La Protection Civile d’Alger a déposé une plainte officielle contre certains joueurs du club CR Belouizdad, suite aux incidents survenus lors du match opposant les jeunes du club algérois à l’AC Otoho du Congo, dimanche dernier, dans le cadre de la phase de groupes de la Coupe de la Confédération africaine de football (CAF). Cette démarche a été transmise à l’Union Algérienne de Football et à la Ligue de Football Professionnel pour examen et suite à donner selon les procédures en vigueur.
Selon une source proche du dossier, les agents de la Protection Civile présents pour assurer la sécurité du match ont été victimes de violences verbales et de comportements jugés inappropriés de la part de certains joueurs du CR Belouizdad, en particulier durant la seconde période. Ces tensions ont éclaté autour de l’intervention des agents pour assister des joueurs de l’AC Otoho tombés au sol suite à des blessures. Les secouristes ont indiqué que leurs interventions étaient conformes aux règlements, mais certains joueurs ont contesté leur rapidité et leur méthode, ce qui a déclenché des échanges tendus.
Le défenseur du CR Belouizdad, Chaïb Kaddad, a reconnu avoir exprimé son mécontentement après la rencontre, estimant que les interventions des agents avaient ralenti le rythme du match. Il a précisé que ses remarques visaient uniquement à souligner ce qu’il percevait comme un retard dans l’assistance aux joueurs congolais, mais que cela n’impliquait aucune intention hostile. Malgré ses excuses ultérieures adressées aux agents, la plainte a néanmoins été maintenue et transmise aux instances compétentes pour traitement.

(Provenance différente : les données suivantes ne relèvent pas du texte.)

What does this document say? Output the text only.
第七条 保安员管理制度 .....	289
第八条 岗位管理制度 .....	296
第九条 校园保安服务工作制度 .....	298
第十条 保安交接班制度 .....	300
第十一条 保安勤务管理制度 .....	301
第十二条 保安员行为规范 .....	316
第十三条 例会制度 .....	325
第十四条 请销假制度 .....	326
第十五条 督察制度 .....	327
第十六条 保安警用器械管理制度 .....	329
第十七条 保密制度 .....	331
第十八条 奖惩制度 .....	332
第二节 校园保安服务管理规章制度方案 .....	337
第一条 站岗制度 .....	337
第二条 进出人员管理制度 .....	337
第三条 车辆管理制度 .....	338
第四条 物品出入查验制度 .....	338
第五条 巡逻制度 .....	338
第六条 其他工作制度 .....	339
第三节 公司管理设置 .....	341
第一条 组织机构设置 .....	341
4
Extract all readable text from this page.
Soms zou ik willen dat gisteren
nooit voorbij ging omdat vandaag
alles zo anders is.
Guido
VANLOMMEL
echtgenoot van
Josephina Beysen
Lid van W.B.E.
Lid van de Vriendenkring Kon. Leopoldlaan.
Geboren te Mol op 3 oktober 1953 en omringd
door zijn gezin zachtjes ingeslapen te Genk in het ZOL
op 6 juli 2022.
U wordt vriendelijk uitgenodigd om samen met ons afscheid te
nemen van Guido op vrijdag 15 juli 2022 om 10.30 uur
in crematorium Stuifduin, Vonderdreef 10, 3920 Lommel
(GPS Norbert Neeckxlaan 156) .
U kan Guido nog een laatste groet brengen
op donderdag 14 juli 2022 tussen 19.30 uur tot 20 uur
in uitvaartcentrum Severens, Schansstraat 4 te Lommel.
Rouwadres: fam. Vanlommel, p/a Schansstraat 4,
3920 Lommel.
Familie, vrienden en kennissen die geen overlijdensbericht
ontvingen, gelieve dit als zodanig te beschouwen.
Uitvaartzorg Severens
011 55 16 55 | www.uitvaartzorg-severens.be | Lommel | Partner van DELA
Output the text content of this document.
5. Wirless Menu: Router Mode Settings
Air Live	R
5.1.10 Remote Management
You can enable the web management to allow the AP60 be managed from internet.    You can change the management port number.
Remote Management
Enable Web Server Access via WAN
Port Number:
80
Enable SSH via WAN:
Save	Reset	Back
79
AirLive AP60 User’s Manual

Le capitaine du CR Belouizdad, Ben Ghiet, a également été impliqué dans la controverse en affirmant que les agents de la Protection Civile faisaient preuve de partialité, suggérant qu’une telle lenteur n’aurait pas eu lieu si l’équipe concernée avait été différente. Ces déclarations ont alimenté les tensions et compliqué la résolution de l’incident.
D’après les informations disponibles, les agents n’auraient pas répondu aux sollicitations du délégué de la CAF présent lors du match pour expliquer les tensions et clarifier la situation. Cette absence de dialogue pourrait compliquer l’évaluation finale des faits et le traitement de la plainte par les instances algériennes et africaines.